Saved on this device.

Pronunciation
how readings are shown
Changes apply instantly.

Where the data comes from

HanziDB is assembled from established, openly published Chinese-language datasets. This page explains those sources, what makes a character or word appear, and how everything is ranked.

what's included

What's in the database

Two tables sit at the core — characters and words. Each one earns its page by appearing in at least one trusted list. Nothing is invented to fill gaps.

Characters· about 4,800

Taiwan's standard common-character list — the Ministry of Education's 常用國字標準字體表 (~4,800 traditional-script characters). Each character earns its page by appearing on this list.

Words

Every word in Taiwan's official TOCFL vocabulary (華語八千詞), plus the most frequent multi-character words from the COCT traditional-script corpus.

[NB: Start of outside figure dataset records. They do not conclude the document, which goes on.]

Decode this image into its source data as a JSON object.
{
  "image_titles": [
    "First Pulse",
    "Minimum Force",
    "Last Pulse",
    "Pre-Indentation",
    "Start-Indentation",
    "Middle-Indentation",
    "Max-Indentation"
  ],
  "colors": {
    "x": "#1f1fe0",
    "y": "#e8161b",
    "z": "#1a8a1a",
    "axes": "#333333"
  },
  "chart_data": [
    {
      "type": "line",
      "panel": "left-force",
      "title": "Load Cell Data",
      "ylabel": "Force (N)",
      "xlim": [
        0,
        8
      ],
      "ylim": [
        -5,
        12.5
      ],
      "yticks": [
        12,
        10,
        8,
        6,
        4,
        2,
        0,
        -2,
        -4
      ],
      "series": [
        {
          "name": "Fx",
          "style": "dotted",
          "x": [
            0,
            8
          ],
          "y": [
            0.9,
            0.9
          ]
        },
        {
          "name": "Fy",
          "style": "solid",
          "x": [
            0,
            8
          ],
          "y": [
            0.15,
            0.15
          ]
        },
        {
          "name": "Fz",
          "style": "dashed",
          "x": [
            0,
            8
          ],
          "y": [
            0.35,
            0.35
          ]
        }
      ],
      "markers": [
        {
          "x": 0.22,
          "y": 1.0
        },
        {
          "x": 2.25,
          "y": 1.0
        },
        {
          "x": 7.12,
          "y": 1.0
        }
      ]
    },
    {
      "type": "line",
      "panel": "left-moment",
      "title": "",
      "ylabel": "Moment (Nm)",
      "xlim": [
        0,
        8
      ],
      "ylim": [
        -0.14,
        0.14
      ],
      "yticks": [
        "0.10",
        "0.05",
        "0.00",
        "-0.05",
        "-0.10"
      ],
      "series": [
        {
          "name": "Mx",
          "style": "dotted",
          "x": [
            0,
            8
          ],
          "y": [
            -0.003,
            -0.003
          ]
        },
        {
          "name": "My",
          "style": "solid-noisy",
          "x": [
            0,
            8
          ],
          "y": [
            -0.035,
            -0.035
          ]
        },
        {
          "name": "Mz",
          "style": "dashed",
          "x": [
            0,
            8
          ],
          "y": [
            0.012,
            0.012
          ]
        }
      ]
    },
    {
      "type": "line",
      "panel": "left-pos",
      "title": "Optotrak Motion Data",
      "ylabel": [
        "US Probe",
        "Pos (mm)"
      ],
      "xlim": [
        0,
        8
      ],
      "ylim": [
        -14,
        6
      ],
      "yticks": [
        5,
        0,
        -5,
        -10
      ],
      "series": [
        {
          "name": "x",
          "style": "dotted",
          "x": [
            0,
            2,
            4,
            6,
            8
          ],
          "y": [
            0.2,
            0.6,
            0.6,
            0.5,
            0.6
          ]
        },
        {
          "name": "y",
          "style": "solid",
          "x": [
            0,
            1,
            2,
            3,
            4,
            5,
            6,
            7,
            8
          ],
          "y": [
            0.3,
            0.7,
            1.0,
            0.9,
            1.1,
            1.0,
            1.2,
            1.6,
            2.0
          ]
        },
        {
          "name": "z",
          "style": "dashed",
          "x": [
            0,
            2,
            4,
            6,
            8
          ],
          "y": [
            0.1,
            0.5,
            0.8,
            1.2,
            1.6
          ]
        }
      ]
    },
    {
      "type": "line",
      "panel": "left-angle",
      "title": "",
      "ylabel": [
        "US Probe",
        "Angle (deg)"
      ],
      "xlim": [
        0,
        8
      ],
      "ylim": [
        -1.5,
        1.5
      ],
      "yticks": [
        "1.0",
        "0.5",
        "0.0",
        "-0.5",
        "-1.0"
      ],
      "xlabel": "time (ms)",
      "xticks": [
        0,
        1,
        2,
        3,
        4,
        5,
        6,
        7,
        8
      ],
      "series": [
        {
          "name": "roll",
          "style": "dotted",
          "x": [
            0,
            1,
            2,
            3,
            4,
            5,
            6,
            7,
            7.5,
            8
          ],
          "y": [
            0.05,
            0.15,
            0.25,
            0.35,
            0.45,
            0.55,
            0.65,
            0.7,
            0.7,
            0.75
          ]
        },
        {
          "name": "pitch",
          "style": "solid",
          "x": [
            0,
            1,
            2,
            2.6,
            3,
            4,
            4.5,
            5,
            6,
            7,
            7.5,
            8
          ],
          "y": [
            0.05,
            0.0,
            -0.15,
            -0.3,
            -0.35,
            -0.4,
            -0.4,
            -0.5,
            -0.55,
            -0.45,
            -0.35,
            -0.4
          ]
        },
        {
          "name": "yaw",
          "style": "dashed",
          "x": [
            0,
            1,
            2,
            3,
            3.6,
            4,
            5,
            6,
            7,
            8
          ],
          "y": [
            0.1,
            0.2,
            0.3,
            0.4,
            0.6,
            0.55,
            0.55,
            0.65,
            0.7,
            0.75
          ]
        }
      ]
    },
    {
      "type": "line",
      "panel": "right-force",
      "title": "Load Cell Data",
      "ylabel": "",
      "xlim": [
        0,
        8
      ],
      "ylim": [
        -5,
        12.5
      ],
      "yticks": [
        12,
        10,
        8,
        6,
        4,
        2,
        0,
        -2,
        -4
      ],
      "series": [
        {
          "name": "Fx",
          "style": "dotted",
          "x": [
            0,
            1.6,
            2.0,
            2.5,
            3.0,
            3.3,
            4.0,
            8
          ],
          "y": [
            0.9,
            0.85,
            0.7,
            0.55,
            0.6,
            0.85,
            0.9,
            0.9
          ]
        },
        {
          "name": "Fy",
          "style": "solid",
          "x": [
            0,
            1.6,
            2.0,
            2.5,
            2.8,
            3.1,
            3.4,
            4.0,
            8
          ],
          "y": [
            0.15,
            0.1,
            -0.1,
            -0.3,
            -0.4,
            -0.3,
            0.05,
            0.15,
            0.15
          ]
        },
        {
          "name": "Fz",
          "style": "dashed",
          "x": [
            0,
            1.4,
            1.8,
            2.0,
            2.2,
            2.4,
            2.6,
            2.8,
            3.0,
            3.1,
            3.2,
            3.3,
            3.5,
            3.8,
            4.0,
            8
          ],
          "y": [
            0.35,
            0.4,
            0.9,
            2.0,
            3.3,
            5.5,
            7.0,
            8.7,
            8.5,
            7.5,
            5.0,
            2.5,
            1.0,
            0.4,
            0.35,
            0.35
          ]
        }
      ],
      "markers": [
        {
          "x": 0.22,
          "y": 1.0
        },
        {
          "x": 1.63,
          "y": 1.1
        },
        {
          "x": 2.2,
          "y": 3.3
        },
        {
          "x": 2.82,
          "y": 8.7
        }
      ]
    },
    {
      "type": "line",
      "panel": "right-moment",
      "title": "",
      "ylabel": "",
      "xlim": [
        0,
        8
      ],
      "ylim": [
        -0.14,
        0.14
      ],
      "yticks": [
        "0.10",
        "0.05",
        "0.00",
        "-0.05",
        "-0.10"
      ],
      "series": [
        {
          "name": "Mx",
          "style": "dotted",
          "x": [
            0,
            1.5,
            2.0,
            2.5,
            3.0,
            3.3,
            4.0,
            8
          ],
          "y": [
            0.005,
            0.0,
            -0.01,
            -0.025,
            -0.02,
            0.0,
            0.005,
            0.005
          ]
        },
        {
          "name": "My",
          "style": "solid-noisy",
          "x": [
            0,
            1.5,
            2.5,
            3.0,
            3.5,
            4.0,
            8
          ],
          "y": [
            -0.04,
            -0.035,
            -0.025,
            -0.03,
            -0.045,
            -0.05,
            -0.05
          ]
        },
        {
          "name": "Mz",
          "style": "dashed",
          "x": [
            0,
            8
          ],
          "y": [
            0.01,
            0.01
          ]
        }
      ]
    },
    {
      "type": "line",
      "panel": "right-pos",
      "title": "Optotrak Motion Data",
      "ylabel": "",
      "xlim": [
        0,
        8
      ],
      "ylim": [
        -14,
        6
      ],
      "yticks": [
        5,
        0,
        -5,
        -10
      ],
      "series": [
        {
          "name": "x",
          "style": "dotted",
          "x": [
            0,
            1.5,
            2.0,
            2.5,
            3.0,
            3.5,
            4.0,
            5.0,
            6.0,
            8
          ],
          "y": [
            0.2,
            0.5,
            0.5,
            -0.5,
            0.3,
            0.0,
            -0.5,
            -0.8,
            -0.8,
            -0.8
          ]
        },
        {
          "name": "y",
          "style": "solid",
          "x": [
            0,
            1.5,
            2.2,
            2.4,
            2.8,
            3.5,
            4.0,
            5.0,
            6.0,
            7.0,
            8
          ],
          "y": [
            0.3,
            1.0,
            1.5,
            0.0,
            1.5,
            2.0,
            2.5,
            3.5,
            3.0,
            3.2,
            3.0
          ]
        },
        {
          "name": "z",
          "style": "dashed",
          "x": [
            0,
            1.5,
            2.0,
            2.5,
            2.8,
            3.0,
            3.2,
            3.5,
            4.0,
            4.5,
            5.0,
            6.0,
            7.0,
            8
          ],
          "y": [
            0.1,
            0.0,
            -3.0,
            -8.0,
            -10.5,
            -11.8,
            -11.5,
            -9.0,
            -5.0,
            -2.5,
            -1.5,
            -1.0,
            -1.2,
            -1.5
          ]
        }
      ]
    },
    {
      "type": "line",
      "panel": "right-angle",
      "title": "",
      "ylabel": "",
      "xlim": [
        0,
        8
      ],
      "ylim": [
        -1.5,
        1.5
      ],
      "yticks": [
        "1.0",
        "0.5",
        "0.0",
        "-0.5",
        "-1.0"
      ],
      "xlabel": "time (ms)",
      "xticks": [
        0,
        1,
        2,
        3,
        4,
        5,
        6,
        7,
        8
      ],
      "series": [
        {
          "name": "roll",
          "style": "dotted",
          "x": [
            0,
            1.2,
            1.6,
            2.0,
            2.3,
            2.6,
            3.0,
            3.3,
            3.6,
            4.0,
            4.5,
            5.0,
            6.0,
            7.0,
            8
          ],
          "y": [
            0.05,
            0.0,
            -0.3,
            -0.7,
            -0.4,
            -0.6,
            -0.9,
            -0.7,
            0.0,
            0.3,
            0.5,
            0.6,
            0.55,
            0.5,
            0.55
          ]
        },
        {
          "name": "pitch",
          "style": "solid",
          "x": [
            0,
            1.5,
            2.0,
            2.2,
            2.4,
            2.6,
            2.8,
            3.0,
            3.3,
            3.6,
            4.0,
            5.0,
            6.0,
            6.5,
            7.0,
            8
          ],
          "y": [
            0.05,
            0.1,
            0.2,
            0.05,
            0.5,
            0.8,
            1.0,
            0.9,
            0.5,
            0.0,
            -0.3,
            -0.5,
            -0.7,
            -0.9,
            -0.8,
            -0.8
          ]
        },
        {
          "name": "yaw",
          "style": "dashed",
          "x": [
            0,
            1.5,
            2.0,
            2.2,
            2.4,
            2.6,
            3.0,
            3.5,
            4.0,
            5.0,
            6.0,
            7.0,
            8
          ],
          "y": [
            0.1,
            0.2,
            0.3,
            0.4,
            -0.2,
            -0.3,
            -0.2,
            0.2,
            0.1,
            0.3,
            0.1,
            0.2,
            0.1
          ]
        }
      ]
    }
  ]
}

A word appears if it's a TOCFL word or common enough in the COCT corpus.

sources

Where each piece comes from

Each kind of information has its own source.

Frequency ranks
Taiwan frequency from the COCT 通用詞頻表, a traditional-script corpus from Taiwan's National Academy for Educational Research (國教院). Word frequencies are tallied down to the characters that make them up.
Character facts
Unihan, the Unicode database: stroke count and Kangxi radical.
Readings
Taiwan-standard pinyin and bopomofo from Moedict (萌典); additional pinyin from an open hanzi compilation.
Proficiency
TOCFL (華語八千詞) levels — Taiwan's official 8,000-word graded vocabulary, from the official list published by the Ministry of Education.
methodology

How we rank

Ranks reflect real usage frequency — how often a character or word actually appears in a large body of text — not stroke order, teaching order, or any official notion of importance.

Taiwan's ranks come from a Taiwan-native corpus. Word frequencies from COCT are tallied down to the characters that make them up; they're never translated or borrowed from other regional data.